Includes a wide range of analyses out-of-the-box, such as burndown statistics, couples detection with Tensorflow embeddings, and sentiment analysis, demonstrated with examples like torvalds/linux and tensorflow/tensorflow in the README.
Features a Directed Acyclic Graph (DAG) of analysis tasks and a plugin system, allowing users to extend or customize analyses, as detailed in the PLUGINS.md documentation.
Supports combining results from multiple repositories via 'hercules combine' and offers caching mechanisms to speed up repeated analyses on the same repository, enhancing organizational insights and efficiency.
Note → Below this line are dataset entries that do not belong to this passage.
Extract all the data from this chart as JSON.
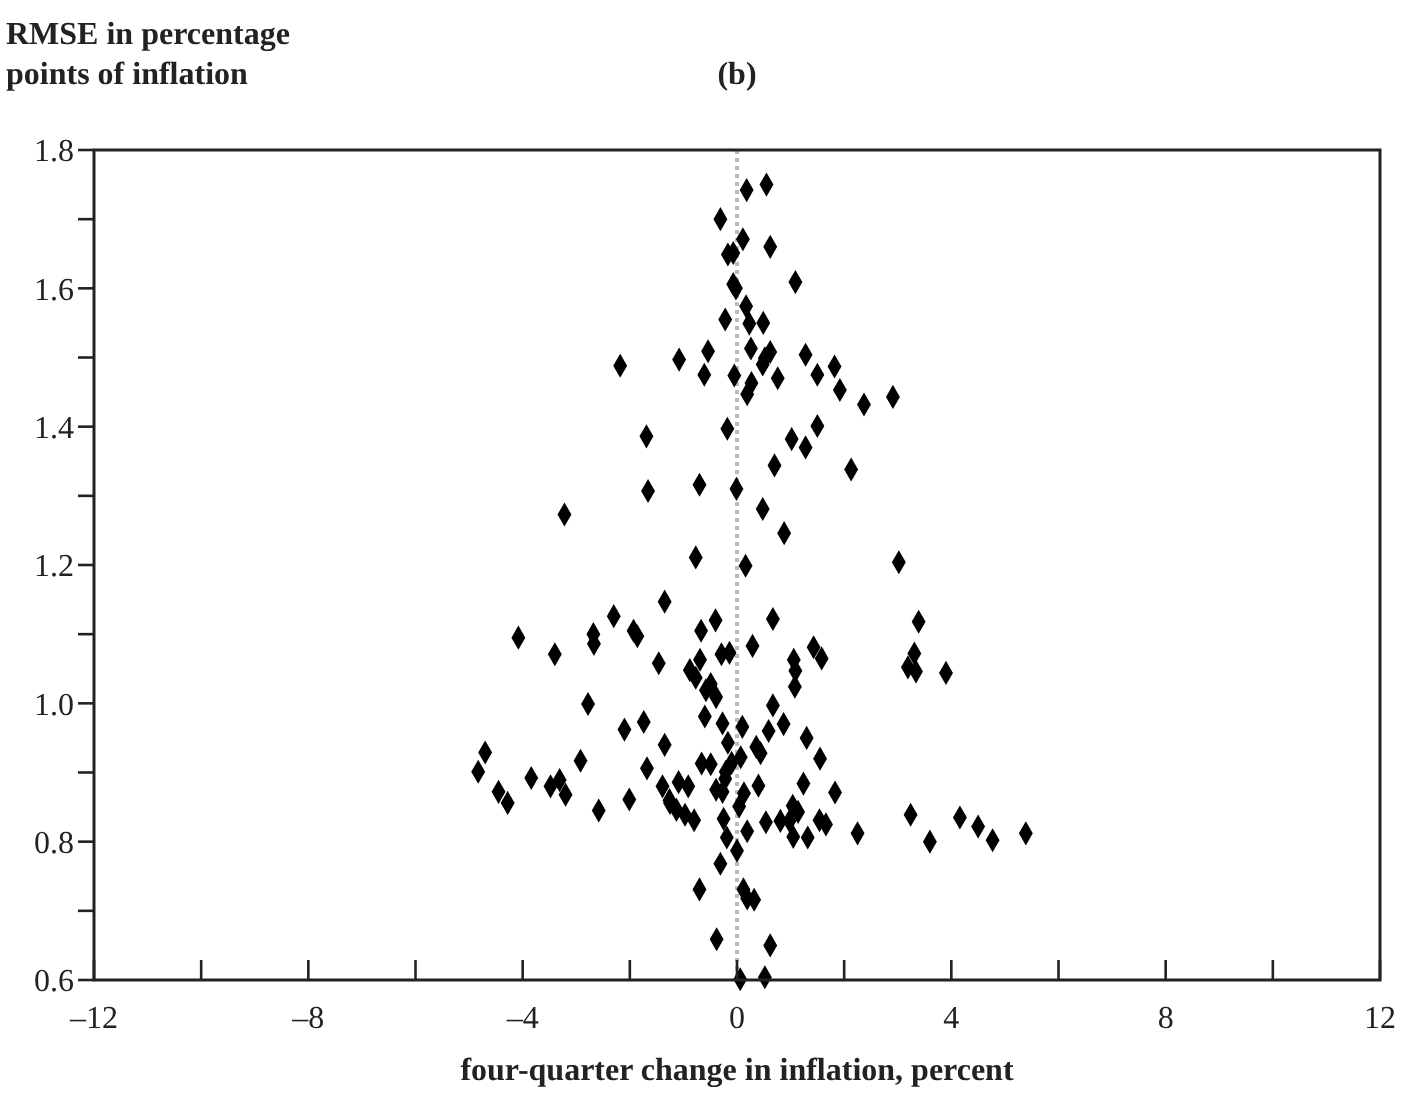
{
  "chart_data": {
    "type": "scatter",
    "title": "(b)",
    "ylabel": "RMSE in percentage points of inflation",
    "xlabel": "four-quarter change in inflation, percent",
    "xlim": [
      -12,
      12
    ],
    "ylim": [
      0.6,
      1.8
    ],
    "xticks": [
      {
        "value": -12,
        "label": "–12"
      },
      {
        "value": -10,
        "label": null
      },
      {
        "value": -8,
        "label": "–8"
      },
      {
        "value": -6,
        "label": null
      },
      {
        "value": -4,
        "label": "–4"
      },
      {
        "value": -2,
        "label": null
      },
      0,
      {
        "value": 2,
        "label": null
      },
      4,
      {
        "value": 6,
        "label": null
      },
      8,
      {
        "value": 10,
        "label": null
      },
      12
    ],
    "yticks": [
      0.6,
      {
        "value": 0.7,
        "label": null
      },
      0.8,
      {
        "value": 0.9,
        "label": null
      },
      {
        "value": 1,
        "label": "1.0"
      },
      {
        "value": 1.1,
        "label": null
      },
      1.2,
      {
        "value": 1.3,
        "label": null
      },
      1.4,
      {
        "value": 1.5,
        "label": null
      },
      1.6,
      {
        "value": 1.7,
        "label": null
      },
      1.8
    ],
    "marker": "diamond",
    "ref_lines": [
      {
        "axis": "x",
        "value": 0,
        "color": "#bbbbbb",
        "line_style": "dotted"
      }
    ],
    "series": [
      {
        "color": "#000000",
        "x": [
          0.18,
          0.55,
          -0.31,
          0.11,
          0.62,
          -0.17,
          -0.07,
          1.09,
          -0.07,
          -0.02,
          0.17,
          -0.22,
          0.23,
          0.49,
          -1.08,
          -0.54,
          0.26,
          0.62,
          0.52,
          0.48,
          1.28,
          1.82,
          -0.61,
          -0.05,
          0.76,
          1.5,
          0.27,
          0.19,
          1.92,
          2.91,
          2.37,
          -0.18,
          1.5,
          1.02,
          1.28,
          0.7,
          2.13,
          -0.7,
          -0.01,
          0.48,
          0.88,
          -0.77,
          0.16,
          3.02,
          0.67,
          3.39,
          -0.4,
          -0.67,
          0.29,
          -0.29,
          -0.14,
          1.43,
          1.58,
          1.06,
          1.09,
          3.31,
          3.19,
          3.34,
          3.9,
          -0.69,
          -0.88,
          -2.18,
          -1.69,
          -1.66,
          -3.22,
          -1.35,
          -2.3,
          -2.68,
          -2.67,
          -1.93,
          -1.86,
          -4.08,
          -3.4,
          -1.46,
          -0.77,
          -0.58,
          -2.78,
          -0.6,
          -2.1,
          -1.74,
          -1.35,
          -4.7,
          -4.83,
          -4.45,
          -4.28,
          -3.84,
          -3.48,
          -3.31,
          -3.2,
          -2.92,
          -2.58,
          -2.01,
          -1.68,
          -1.39,
          -1.09,
          -0.91,
          -1.25,
          -1.13,
          -0.97,
          -0.8,
          -0.66,
          -0.7,
          -1.26,
          1.08,
          -0.49,
          -0.39,
          -0.27,
          0.67,
          0.1,
          0.59,
          0.87,
          1.3,
          -0.17,
          0.36,
          0.44,
          0.07,
          1.55,
          -0.49,
          -0.1,
          -0.21,
          -0.22,
          0.4,
          1.24,
          1.83,
          -0.39,
          -0.27,
          0.13,
          0.04,
          1.04,
          1.14,
          0.81,
          0.98,
          0.54,
          -0.25,
          0.19,
          -0.19,
          1.05,
          1.32,
          1.54,
          1.66,
          2.25,
          3.24,
          3.6,
          4.16,
          4.5,
          4.77,
          5.39,
          0,
          -0.31,
          0.12,
          0.19,
          0.32,
          -0.38,
          0.62,
          0.06,
          0.52
        ],
        "values": [
          1.742,
          1.75,
          1.7,
          1.671,
          1.66,
          1.649,
          1.651,
          1.609,
          1.606,
          1.6,
          1.574,
          1.555,
          1.549,
          1.55,
          1.497,
          1.509,
          1.513,
          1.508,
          1.499,
          1.49,
          1.504,
          1.487,
          1.475,
          1.474,
          1.47,
          1.475,
          1.463,
          1.447,
          1.453,
          1.443,
          1.432,
          1.397,
          1.401,
          1.382,
          1.37,
          1.344,
          1.338,
          1.316,
          1.31,
          1.281,
          1.246,
          1.211,
          1.199,
          1.204,
          1.122,
          1.118,
          1.12,
          1.105,
          1.083,
          1.071,
          1.073,
          1.081,
          1.065,
          1.063,
          1.047,
          1.072,
          1.052,
          1.046,
          1.044,
          1.063,
          1.048,
          1.488,
          1.386,
          1.307,
          1.273,
          1.147,
          1.126,
          1.1,
          1.086,
          1.105,
          1.097,
          1.095,
          1.071,
          1.058,
          1.037,
          1.019,
          0.999,
          0.981,
          0.962,
          0.973,
          0.94,
          0.929,
          0.901,
          0.872,
          0.856,
          0.892,
          0.88,
          0.889,
          0.868,
          0.917,
          0.845,
          0.861,
          0.906,
          0.88,
          0.886,
          0.88,
          0.856,
          0.846,
          0.839,
          0.831,
          0.913,
          0.731,
          0.86,
          1.024,
          1.028,
          1.009,
          0.971,
          0.997,
          0.966,
          0.96,
          0.97,
          0.95,
          0.943,
          0.937,
          0.928,
          0.922,
          0.92,
          0.912,
          0.914,
          0.901,
          0.891,
          0.881,
          0.884,
          0.871,
          0.875,
          0.872,
          0.87,
          0.851,
          0.852,
          0.843,
          0.83,
          0.83,
          0.828,
          0.833,
          0.815,
          0.806,
          0.807,
          0.806,
          0.831,
          0.825,
          0.812,
          0.839,
          0.8,
          0.835,
          0.822,
          0.802,
          0.812,
          0.787,
          0.768,
          0.731,
          0.718,
          0.716,
          0.659,
          0.65,
          0.601,
          0.604
        ]
      }
    ]
  }
}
Requires installation of Go, protoc, Python, and Tensorflow for full functionality, with build instructions noting tags like 'tensorflow' for sentiment analysis, making initial configuration cumbersome.
Admits out-of-memory errors in burndown analysis for big, branch-heavy repositories, requiring workarounds like hibernation modes or '--first-parent' flags, which can limit accuracy or convenience.
YAML output parsing can be slow and memory-heavy (e.g., 1.5 GB for Linux kernel), forcing users to switch to Protocol Buffers format for better performance, as warned in the Caveats section.
Depends on Babelfish for UAST parsing in structural hotness analysis, which the roadmap notes is abandoned and needs replacement, potentially affecting long-term maintenance and feature reliability.